Shōrin-ryū Shōrinkan
- Shōrin-ryū Shōrinkan
- Date founded: 1975
- Country of origin: Okinawa, Japan
- Founder: Shūgorō Nakazato
- Current head: Minoru Nakazato
- Arts taught: Karate
- Ancestor schools: shuri-te; Kobayashi Shorin-ryū;
- Descendant schools: Suikendo Shorin Ryu; Shorin-ryu Reihokan; Shorin-ryu Shobukan Shorin-Ryu Koshinkan;

= Shōrin-ryū Shōrinkan =

Style of Okinawan karate

Shorin-ryu Shorinkan (小林流小林館, Shōrin-ryū Shōrinkan) is a branch of the Kobayashi Shōrin-ryū style of Okinawan karate, developed by Shūgorō Nakazato, Hanshi 10th Dan. Nakazato was a student of Chōshin Chibana. After Chibana's death in 1969, Nakazato assumed the title of Vice President of the Okinawa Shorin-Ryū Karate-do Association.

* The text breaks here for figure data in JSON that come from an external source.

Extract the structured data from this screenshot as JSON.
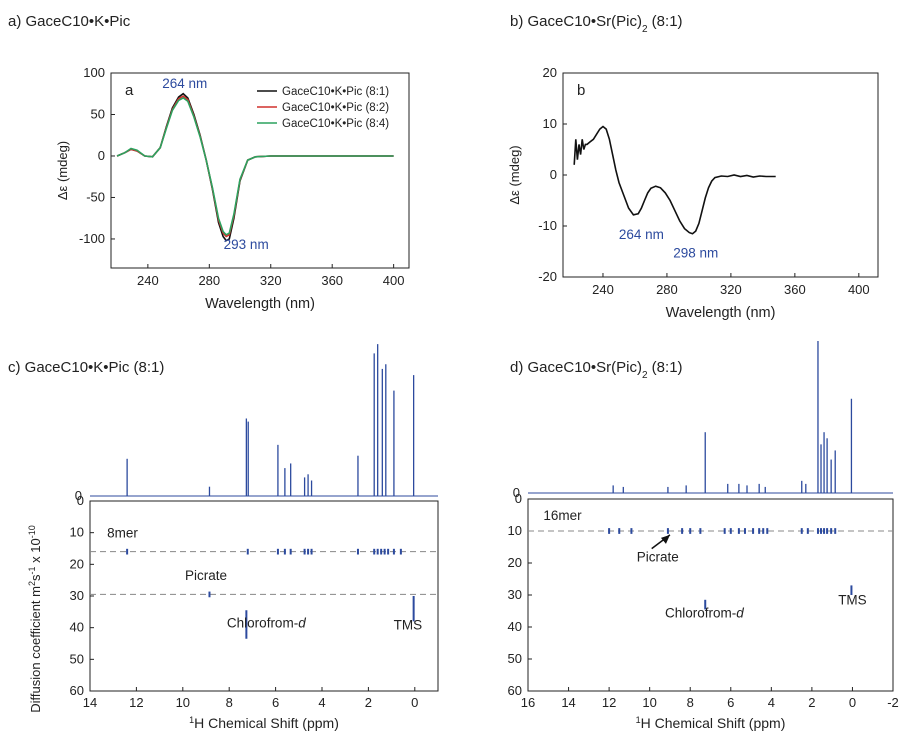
{
  "panels": {
    "a": {
      "label": "a) GaceC10•K•Pic"
    },
    "b": {
      "label": "b) GaceC10•Sr(Pic)",
      "label_sub": "2",
      "label_end": " (8:1)"
    },
    "c": {
      "label": "c) GaceC10•K•Pic (8:1)"
    },
    "d": {
      "label": "d) GaceC10•Sr(Pic)",
      "label_sub": "2",
      "label_end": " (8:1)"
    }
  },
  "chart_data": [
    {
      "id": "a",
      "type": "line",
      "inset_label": "a",
      "xlabel": "Wavelength (nm)",
      "ylabel": "Δε (mdeg)",
      "xlim": [
        216,
        410
      ],
      "ylim": [
        -135,
        100
      ],
      "xticks": [
        240,
        280,
        320,
        360,
        400
      ],
      "yticks": [
        100,
        50,
        0,
        -50,
        -100
      ],
      "legend_position": "top-right",
      "annotations": [
        {
          "text": "264 nm",
          "x": 264,
          "y": 82
        },
        {
          "text": "293 nm",
          "x": 304,
          "y": -112
        }
      ],
      "series": [
        {
          "name": "GaceC10•K•Pic (8:1)",
          "color": "#111111",
          "x": [
            220,
            225,
            229,
            233,
            238,
            243,
            248,
            252,
            256,
            260,
            263,
            266,
            270,
            274,
            278,
            282,
            286,
            289,
            291,
            293,
            296,
            300,
            305,
            310,
            320,
            340,
            360,
            400
          ],
          "y": [
            0,
            4,
            8,
            6,
            0,
            -1,
            10,
            35,
            58,
            71,
            75,
            70,
            50,
            25,
            -5,
            -40,
            -80,
            -97,
            -102,
            -100,
            -75,
            -30,
            -5,
            -1,
            0,
            0,
            0,
            0
          ]
        },
        {
          "name": "GaceC10•K•Pic (8:2)",
          "color": "#d0312d",
          "x": [
            220,
            225,
            229,
            233,
            238,
            243,
            248,
            252,
            256,
            260,
            263,
            266,
            270,
            274,
            278,
            282,
            286,
            289,
            291,
            293,
            296,
            300,
            305,
            310,
            320,
            340,
            360,
            400
          ],
          "y": [
            0,
            4,
            8,
            6,
            0,
            -1,
            10,
            34,
            56,
            69,
            72,
            68,
            48,
            24,
            -5,
            -39,
            -77,
            -93,
            -97,
            -95,
            -72,
            -29,
            -5,
            -1,
            0,
            0,
            0,
            0
          ]
        },
        {
          "name": "GaceC10•K•Pic (8:4)",
          "color": "#2ca25f",
          "x": [
            220,
            225,
            229,
            233,
            238,
            243,
            248,
            252,
            256,
            260,
            263,
            266,
            270,
            274,
            278,
            282,
            286,
            289,
            291,
            293,
            296,
            300,
            305,
            310,
            320,
            340,
            360,
            400
          ],
          "y": [
            0,
            4,
            9,
            7,
            0,
            -1,
            10,
            33,
            55,
            67,
            70,
            66,
            47,
            23,
            -5,
            -38,
            -75,
            -91,
            -95,
            -93,
            -70,
            -28,
            -5,
            -1,
            0,
            0,
            0,
            0
          ]
        }
      ]
    },
    {
      "id": "b",
      "type": "line",
      "inset_label": "b",
      "xlabel": "Wavelength (nm)",
      "ylabel": "Δε (mdeg)",
      "xlim": [
        215,
        412
      ],
      "ylim": [
        -20,
        20
      ],
      "xticks": [
        240,
        280,
        320,
        360,
        400
      ],
      "yticks": [
        20,
        10,
        0,
        -10,
        -20
      ],
      "annotations": [
        {
          "text": "264 nm",
          "x": 264,
          "y": -12.5
        },
        {
          "text": "298 nm",
          "x": 298,
          "y": -16.2
        }
      ],
      "series": [
        {
          "name": "",
          "color": "#111111",
          "x": [
            222,
            223,
            224,
            225,
            226,
            227,
            228,
            229,
            230,
            232,
            234,
            236,
            238,
            240,
            242,
            244,
            246,
            248,
            250,
            253,
            256,
            259,
            262,
            264,
            266,
            268,
            270,
            273,
            276,
            279,
            282,
            285,
            288,
            291,
            294,
            296,
            298,
            300,
            302,
            304,
            306,
            308,
            310,
            314,
            318,
            322,
            326,
            330,
            334,
            338,
            342,
            348
          ],
          "y": [
            2,
            7,
            3,
            6,
            4,
            7,
            5,
            6,
            6,
            6.5,
            7,
            8,
            9,
            9.5,
            9,
            7,
            4,
            1,
            -1.5,
            -4,
            -6.5,
            -7.8,
            -7.6,
            -6.5,
            -5,
            -3.5,
            -2.6,
            -2.2,
            -2.5,
            -3.5,
            -5,
            -7,
            -9,
            -10.5,
            -11.3,
            -11.5,
            -11,
            -9.5,
            -7,
            -4.5,
            -2.5,
            -1.2,
            -0.5,
            -0.2,
            -0.3,
            0,
            -0.3,
            -0.1,
            -0.4,
            -0.2,
            -0.3,
            -0.3
          ]
        }
      ]
    },
    {
      "id": "c",
      "type": "scatter",
      "xlabel": "1H Chemical Shift (ppm)",
      "ylabel": "Diffusion coefficient  m2s-1 x 10-10",
      "xlim": [
        14,
        -1
      ],
      "ylim": [
        60,
        0
      ],
      "xticks": [
        14,
        12,
        10,
        8,
        6,
        4,
        2,
        0
      ],
      "yticks": [
        0,
        10,
        20,
        30,
        40,
        50,
        60
      ],
      "spectrum_peaks": [
        {
          "ppm": 12.4,
          "h": 0.24
        },
        {
          "ppm": 8.85,
          "h": 0.06
        },
        {
          "ppm": 7.26,
          "h": 0.5
        },
        {
          "ppm": 7.18,
          "h": 0.48
        },
        {
          "ppm": 5.9,
          "h": 0.33
        },
        {
          "ppm": 5.6,
          "h": 0.18
        },
        {
          "ppm": 5.35,
          "h": 0.21
        },
        {
          "ppm": 4.75,
          "h": 0.12
        },
        {
          "ppm": 4.6,
          "h": 0.14
        },
        {
          "ppm": 4.45,
          "h": 0.1
        },
        {
          "ppm": 2.45,
          "h": 0.26
        },
        {
          "ppm": 1.75,
          "h": 0.92
        },
        {
          "ppm": 1.6,
          "h": 0.98
        },
        {
          "ppm": 1.4,
          "h": 0.82
        },
        {
          "ppm": 1.25,
          "h": 0.85
        },
        {
          "ppm": 0.9,
          "h": 0.68
        },
        {
          "ppm": 0.05,
          "h": 0.78
        }
      ],
      "dashed_lines": [
        16,
        29.5
      ],
      "diffusion_marks": [
        {
          "ppm": 12.4,
          "d": 16
        },
        {
          "ppm": 7.2,
          "d": 16
        },
        {
          "ppm": 5.9,
          "d": 16
        },
        {
          "ppm": 5.6,
          "d": 16
        },
        {
          "ppm": 5.35,
          "d": 16
        },
        {
          "ppm": 4.75,
          "d": 16
        },
        {
          "ppm": 4.6,
          "d": 16
        },
        {
          "ppm": 4.45,
          "d": 16
        },
        {
          "ppm": 2.45,
          "d": 16
        },
        {
          "ppm": 1.75,
          "d": 16
        },
        {
          "ppm": 1.6,
          "d": 16
        },
        {
          "ppm": 1.45,
          "d": 16
        },
        {
          "ppm": 1.3,
          "d": 16
        },
        {
          "ppm": 1.15,
          "d": 16
        },
        {
          "ppm": 0.9,
          "d": 16
        },
        {
          "ppm": 0.6,
          "d": 16
        },
        {
          "ppm": 8.85,
          "d": 29.5
        },
        {
          "ppm": 7.26,
          "d": 39,
          "len": 9
        },
        {
          "ppm": 0.05,
          "d": 34,
          "len": 8
        }
      ],
      "annotations": [
        {
          "text": "8mer",
          "x": 12.6,
          "y": 11.5
        },
        {
          "text": "Picrate",
          "x": 9.0,
          "y": 25
        },
        {
          "text": "Chlorofrom-d",
          "x": 6.4,
          "y": 40
        },
        {
          "text": "TMS",
          "x": 0.3,
          "y": 40.5
        }
      ]
    },
    {
      "id": "d",
      "type": "scatter",
      "xlabel": "1H Chemical Shift (ppm)",
      "ylabel": "",
      "xlim": [
        16,
        -2
      ],
      "ylim": [
        60,
        0
      ],
      "xticks": [
        16,
        14,
        12,
        10,
        8,
        6,
        4,
        2,
        0,
        -2
      ],
      "yticks": [
        0,
        10,
        20,
        30,
        40,
        50,
        60
      ],
      "spectrum_peaks": [
        {
          "ppm": 11.8,
          "h": 0.05
        },
        {
          "ppm": 11.3,
          "h": 0.04
        },
        {
          "ppm": 9.1,
          "h": 0.04
        },
        {
          "ppm": 8.2,
          "h": 0.05
        },
        {
          "ppm": 7.26,
          "h": 0.4
        },
        {
          "ppm": 6.15,
          "h": 0.06
        },
        {
          "ppm": 5.6,
          "h": 0.06
        },
        {
          "ppm": 5.2,
          "h": 0.05
        },
        {
          "ppm": 4.6,
          "h": 0.06
        },
        {
          "ppm": 4.3,
          "h": 0.04
        },
        {
          "ppm": 2.5,
          "h": 0.08
        },
        {
          "ppm": 2.3,
          "h": 0.06
        },
        {
          "ppm": 1.7,
          "h": 1.0
        },
        {
          "ppm": 1.55,
          "h": 0.32
        },
        {
          "ppm": 1.4,
          "h": 0.4
        },
        {
          "ppm": 1.25,
          "h": 0.36
        },
        {
          "ppm": 1.05,
          "h": 0.22
        },
        {
          "ppm": 0.85,
          "h": 0.28
        },
        {
          "ppm": 0.05,
          "h": 0.62
        }
      ],
      "dashed_lines": [
        10
      ],
      "diffusion_marks": [
        {
          "ppm": 12.0,
          "d": 10
        },
        {
          "ppm": 11.5,
          "d": 10
        },
        {
          "ppm": 10.9,
          "d": 10
        },
        {
          "ppm": 9.1,
          "d": 10
        },
        {
          "ppm": 8.4,
          "d": 10
        },
        {
          "ppm": 8.0,
          "d": 10
        },
        {
          "ppm": 7.5,
          "d": 10
        },
        {
          "ppm": 6.3,
          "d": 10
        },
        {
          "ppm": 6.0,
          "d": 10
        },
        {
          "ppm": 5.6,
          "d": 10
        },
        {
          "ppm": 5.3,
          "d": 10
        },
        {
          "ppm": 4.9,
          "d": 10
        },
        {
          "ppm": 4.6,
          "d": 10
        },
        {
          "ppm": 4.4,
          "d": 10
        },
        {
          "ppm": 4.2,
          "d": 10
        },
        {
          "ppm": 2.5,
          "d": 10
        },
        {
          "ppm": 2.2,
          "d": 10
        },
        {
          "ppm": 1.7,
          "d": 10
        },
        {
          "ppm": 1.55,
          "d": 10
        },
        {
          "ppm": 1.4,
          "d": 10
        },
        {
          "ppm": 1.25,
          "d": 10
        },
        {
          "ppm": 1.05,
          "d": 10
        },
        {
          "ppm": 0.85,
          "d": 10
        },
        {
          "ppm": 7.26,
          "d": 33,
          "len": 3
        },
        {
          "ppm": 0.05,
          "d": 28.5,
          "len": 3
        }
      ],
      "arrow": {
        "from": [
          9.9,
          15.5
        ],
        "to": [
          9.0,
          11.2
        ]
      },
      "annotations": [
        {
          "text": "16mer",
          "x": 14.3,
          "y": 6.5
        },
        {
          "text": "Picrate",
          "x": 9.6,
          "y": 19.5
        },
        {
          "text": "Chlorofrom-d",
          "x": 7.3,
          "y": 37
        },
        {
          "text": "TMS",
          "x": 0.0,
          "y": 33
        }
      ]
    }
  ]
}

In November 1975, Nakazato resigned from this association and formed the Okinawa Karate-do Shorin-Ryū Shorinkan Association.

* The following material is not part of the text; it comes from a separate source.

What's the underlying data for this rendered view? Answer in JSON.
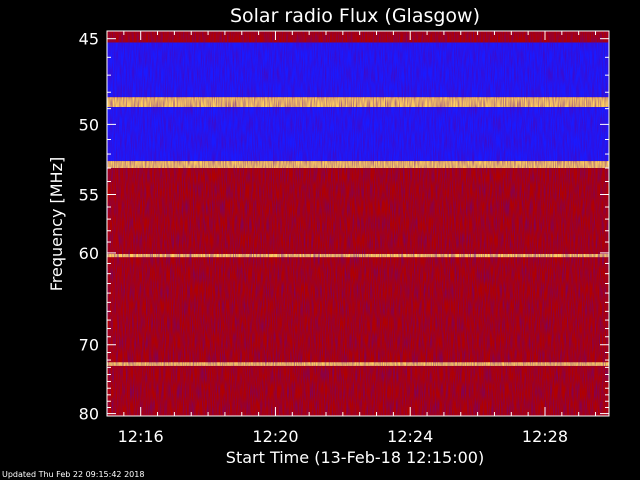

In the United States the senior teachers are Noel Smith (8th dan) and Eddie Bethea. Both Smith and Bethea trained directly under Nakazato in the early 1960s, and have first-hand knowledge of his teachings, philosophies and concepts of karate. In the early years, seven of Nakazato's black belts returned to the US to spread Okinawan Shorin-ryu to the States; they are referred to as the Original 7.

== North America Shorinkan lineage ==
This lineage only reflects the Original 7 black belts from Shugoro Nakazato and their Kyoshis: Tadashi Yamashita, Nabil Noujaim, Eddie Bethea, Pat Haley, Noel Smith, C.D. Williamson, Neil Stolsmark, Sean Riley, Sam Ahtye, David Rogers, Robert Rowley, Claude Johnson, and Harunobu Chiba.